Mao, S., Dong, Z., Schultz, P., Tang, Y., Meng, K., Dong, Z. Y., Qian, F. (2021): A Finite-Time Distributed Optimization Algorithm for Economic Dispatch in Smart Grids. - IEEE Transactions on Systems, Man, and Cybernetics: Systems, 51, 4, 2068-2079.
https://doi.org/10.1109/TSMC.2019.2931846


Cite as: https://publications.pik-potsdam.de/pubman/item/item_23366
Abstract
The economic dispatch problem (EDP) is one of the fundamental and important problems in power systems. The objective of EDP is to determine the output generation of generators to minimize the total generation cost under various constraints. In this article, a finite-time consensus-based distributed optimization algorithm is proposed to solve EDP. It is only required that each device in the communication network has access to its own local generation cost function, designed virtual local demand and its neighbors' local optimization variables.
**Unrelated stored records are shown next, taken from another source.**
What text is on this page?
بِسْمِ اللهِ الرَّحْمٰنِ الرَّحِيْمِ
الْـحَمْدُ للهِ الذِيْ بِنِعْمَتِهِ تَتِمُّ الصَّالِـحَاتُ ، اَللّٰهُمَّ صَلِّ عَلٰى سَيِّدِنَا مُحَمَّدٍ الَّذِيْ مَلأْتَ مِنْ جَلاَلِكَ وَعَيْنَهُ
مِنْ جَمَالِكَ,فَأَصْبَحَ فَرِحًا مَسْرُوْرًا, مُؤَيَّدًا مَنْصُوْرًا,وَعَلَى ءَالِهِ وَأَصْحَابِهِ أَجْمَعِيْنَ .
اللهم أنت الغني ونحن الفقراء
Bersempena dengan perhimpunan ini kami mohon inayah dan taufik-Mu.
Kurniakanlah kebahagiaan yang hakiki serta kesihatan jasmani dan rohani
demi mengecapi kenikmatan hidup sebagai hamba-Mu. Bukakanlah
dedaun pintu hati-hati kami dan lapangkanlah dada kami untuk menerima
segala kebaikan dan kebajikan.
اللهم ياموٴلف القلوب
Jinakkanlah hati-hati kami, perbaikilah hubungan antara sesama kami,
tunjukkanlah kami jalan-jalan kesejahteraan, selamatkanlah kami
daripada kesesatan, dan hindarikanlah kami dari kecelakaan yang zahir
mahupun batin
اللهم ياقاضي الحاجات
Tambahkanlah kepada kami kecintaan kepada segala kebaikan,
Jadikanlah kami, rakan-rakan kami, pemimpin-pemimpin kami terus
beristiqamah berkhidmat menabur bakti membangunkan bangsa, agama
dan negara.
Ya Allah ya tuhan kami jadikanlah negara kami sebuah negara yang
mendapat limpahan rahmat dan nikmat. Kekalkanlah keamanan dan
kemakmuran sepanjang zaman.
The proposed finite-time algorithm can solve EDP, if the gain parameters in the algorithm satisfy some conditions under undirected and connected time-varying graphs. Moreover, the bounded or linear increasing assumption on the gradient and subgradient of objecive functions is relaxed in this algorithm. Examples under several cases are provided to verify the effectiveness of the proposed distributed optimization algorithm.